Here are a few of the most common methods, and the ASMR artists on YouTube who do them best:

Whispering Triggers

ASMR artists speak in a slow, soft whisper to create a peaceful atmosphere. They mainly use “trigger” words — words which tend to include sibilant sounds like “s” “tsk”, such as sleep, whiskey, or swoosh, as these are most effective. Viewers may find it helps them to focus, relax or even fall asleep.

Check out: ASMR Darling

ASMR artist Taylor Darling has a rich, soothing tone to her voice and speaks with an air of ease so that her videos never seem contrived. In short, she knows what she is doing.

Acoustic Triggers

These ASMR artists create non-vocal ambient noises by tapping or scratching against different surfaces. Tapping against hard surfaces creates a hollow, crisp sound while scratching against both rough and smooth surfaces creates a long hypnotic hum.

Check out: Kaya ASMR

Apart from using her nails, Kaya also cuts kinetic sand and writes with chalk to vary the intensity of sounds. She uses a wide range of everyday items to create her sounds so that they are both varied yet familiar to users.

Ear/Scalp Massage

Just like acoustic triggers, noises are created by scratching and tapping. The difference is that artists use a special type of recording device called a binaural microphone.
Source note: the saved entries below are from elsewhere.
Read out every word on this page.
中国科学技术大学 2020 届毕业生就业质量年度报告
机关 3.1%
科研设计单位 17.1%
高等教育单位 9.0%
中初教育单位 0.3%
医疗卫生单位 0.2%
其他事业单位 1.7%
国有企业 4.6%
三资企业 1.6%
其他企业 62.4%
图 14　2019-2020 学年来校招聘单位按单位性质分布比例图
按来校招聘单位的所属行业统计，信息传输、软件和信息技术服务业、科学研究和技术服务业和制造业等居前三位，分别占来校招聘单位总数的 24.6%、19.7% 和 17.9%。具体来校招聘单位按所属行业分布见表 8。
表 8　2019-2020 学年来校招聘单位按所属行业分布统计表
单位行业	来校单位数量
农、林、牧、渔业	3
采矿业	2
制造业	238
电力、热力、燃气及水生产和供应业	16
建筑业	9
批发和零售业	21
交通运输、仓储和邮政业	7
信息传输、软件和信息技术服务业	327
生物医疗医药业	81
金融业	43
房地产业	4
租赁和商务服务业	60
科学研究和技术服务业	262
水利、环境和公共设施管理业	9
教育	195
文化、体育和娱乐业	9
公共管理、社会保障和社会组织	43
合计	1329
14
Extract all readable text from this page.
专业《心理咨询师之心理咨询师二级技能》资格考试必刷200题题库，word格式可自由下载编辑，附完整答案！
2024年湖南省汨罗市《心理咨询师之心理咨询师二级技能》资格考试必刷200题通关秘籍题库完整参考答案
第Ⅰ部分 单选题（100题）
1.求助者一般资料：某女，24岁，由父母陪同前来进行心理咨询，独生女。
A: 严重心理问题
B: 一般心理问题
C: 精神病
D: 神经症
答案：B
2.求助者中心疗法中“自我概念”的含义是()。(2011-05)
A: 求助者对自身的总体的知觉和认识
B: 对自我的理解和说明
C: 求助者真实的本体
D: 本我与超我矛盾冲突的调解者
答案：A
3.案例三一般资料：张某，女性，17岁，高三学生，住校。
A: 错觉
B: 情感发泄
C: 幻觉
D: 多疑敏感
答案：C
These microphones are shaped like a human ears, and the scratches and tapping made on the surface of the mic reverberates directly into the viewers’ ears. Viewers will not only be able to hear these sounds but also feel them, and the effect is similar to getting an ear or scalp massage.

Check out: ASMRMagic

It takes skill to be able to control the scratching and tapping you make on the microphone to produce calming sounds rather than just noise, but with ASMRMagic you’re in safe hands. She can also make sounds travel from one ear to the other which makes for a satisfying sensation.

Personal Attention Role-play Trigger

In these videos, ASMR artists may dress up as different characters or workers from different occupations. They then act out scenes or deliver monologues which incorporate other kinds of ASMR triggers. These videos are usually scripted so that delivery is smooth and uninterrupted, allowing viewers to be more easily transported.

Check out: Gibi ASMR

Gibi performs lots of different role-play to appeal to various interests. She often chooses occupations which involves taking care of people, such as doctors, flight attendants and sales assistants. However, she has also performed as characters from Game of Thrones and anime characters; again, sticking with familiar entities usually triggers viewers more easily. In fact, Gibi’s most popular video was one where she role-played as a sales assistant at a gaming shop, which attracted more than three million views.

Slime Triggers

Slime is the newest kid on the ASMR block. It is a craze itself, but people also find the sound of slime being spread or popped oddly satisfying. Slime can also be visually relaxing; watching colours or beads being mixed into plain slime is entrancing and soothing.

Check out: Satisfying Slime ASMR

Apart from playing with the slime, this artist hits different trigger points by adding other materials such as beads to imitate scratching sounds, or food colouring which sounds like rain when dropped onto the slime. The beautiful colours of the slime make the videos just as visually appealing as they are sonically.